I stare at her, sadness threatening to grab my heart in its fist and crush it.
But she’s my mom.
And all I ever wanted to do was help her.
“So, y’all gonna move out of our way so we can get a drink, or what?” Joe’s nasally voice is triumphant.
“Get. Out.” Carson means it, each word said with clear finality.
Mom gives a gulping sob, turning to me. “Baby, please. Just understand. I’m gonna stop drinking, I swear. I just need Joe—”
Gripping Naima’s hand in what’s probably too tight of a grip, I turn my back on Kara.
It’s not up to me to save her. I’ve tried.
Now? It’s her job to save herself.
Twenty
NAIMA
I’m not sure how long I’ve been holding him. An hour? Two?
But I know I don’t want to let him go.
My chest felt like it was being ripped in half, watching him interact with his mother. He wasn’t the tough, shaggy-haired, sharply dressed guy who stole my heart right out from under me just days ago.
He was this lost little boy who just needed his mom.
And she couldn’t step up and do the right thing.
Ace stirs, lifting his head from my lap and glancing around his condo’s living room. The place is completely unlike any home I’ve ever lived in, and yet I’m more comfortable here, more at home here, than I’ve been anywhere my whole life.

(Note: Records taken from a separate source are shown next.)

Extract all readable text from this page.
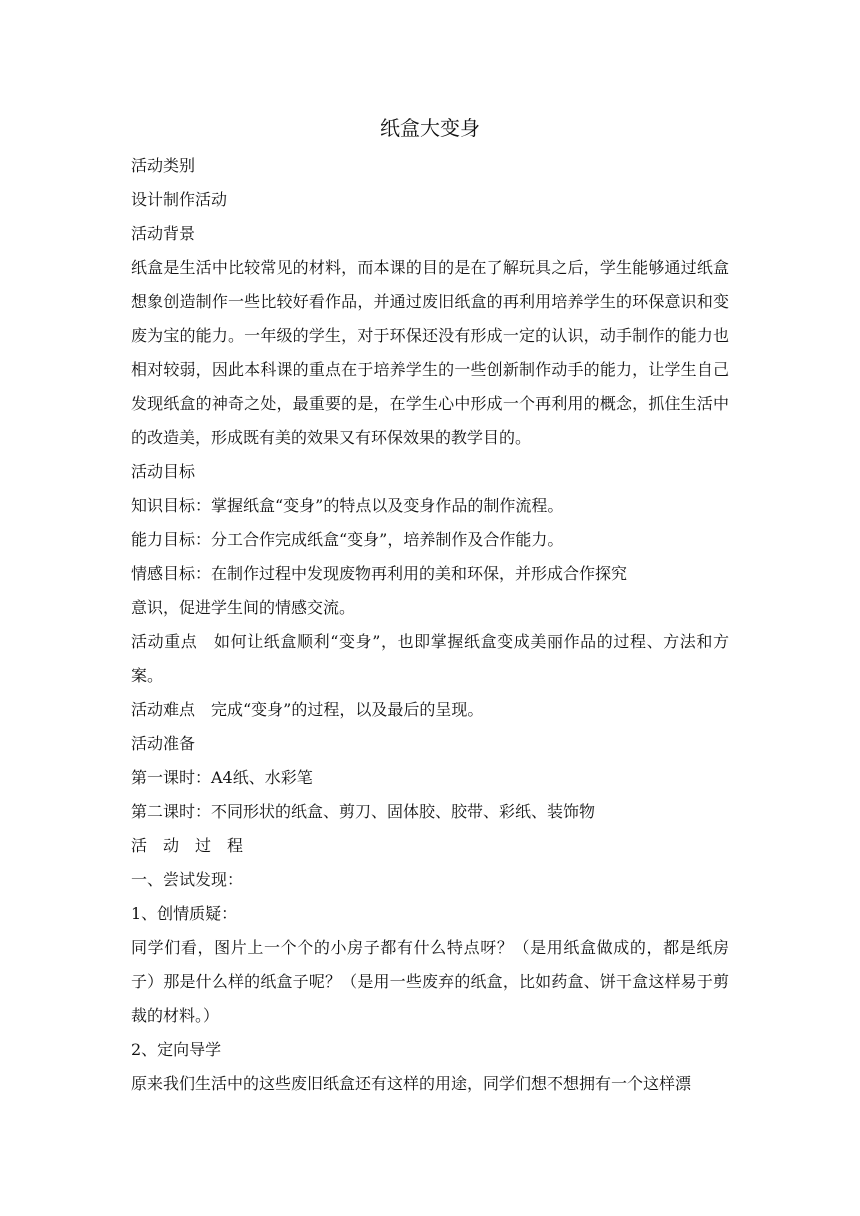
纸盒大变身
活动类别
设计制作活动
活动背景
纸盒是生活中比较常见的材料，而本课的目的是在了解玩具之后，学生能够通过纸盒想象创造制作一些比较好看作品，并通过废旧纸盒的再利用培养学生的环保意识和变废为宝的能力。一年级的学生，对于环保还没有形成一定的认识，动手制作的能力也相对较弱，因此本科课的重点在于培养学生的一些创新制作动手的能力，让学生自己发现纸盒的神奇之处，最重要的是，在学生心中形成一个再利用的概念，抓住生活中的改造美，形成既有美的效果又有环保效果的教学目的。
活动目标
知识目标：掌握纸盒“变身”的特点以及变身作品的制作流程。
能力目标：分工合作完成纸盒“变身”，培养制作及合作能力。
情感目标：在制作过程中发现废物再利用的美和环保，并形成合作探究
意识，促进学生间的情感交流。
活动重点　如何让纸盒顺利“变身”，也即掌握纸盒变成美丽作品的过程、方法和方案。
活动难点　完成“变身”的过程，以及最后的呈现。
活动准备
第一课时：A4纸、水彩笔
第二课时：不同形状的纸盒、剪刀、固体胶、胶带、彩纸、装饰物
活　动　过　程
一、尝试发现：
1、创情质疑：
同学们看，图片上一个个的小房子都有什么特点呀？（是用纸盒做成的，都是纸房子）那是什么样的纸盒子呢？（是用一些废弃的纸盒，比如药盒、饼干盒这样易于剪裁的材料。）
2、定向导学
原来我们生活中的这些废旧纸盒还有这样的用途，同学们想不想拥有一个这样漂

“You okay?” I ask him with quiet caution.
Back at The Corner, I was fully exposed to a side of him I’d only glimpsed before. His fury was complete, consuming, and dark.
It should have frightened me.
But I never took my hand off of him, and I could have sworn it was helping to keep him in control.
I won’t take credit for that, though. All the work that went into him holding onto his temper was his own.
I’m so proud of him for not hitting that guy in the face. Because, hell, even I wanted to.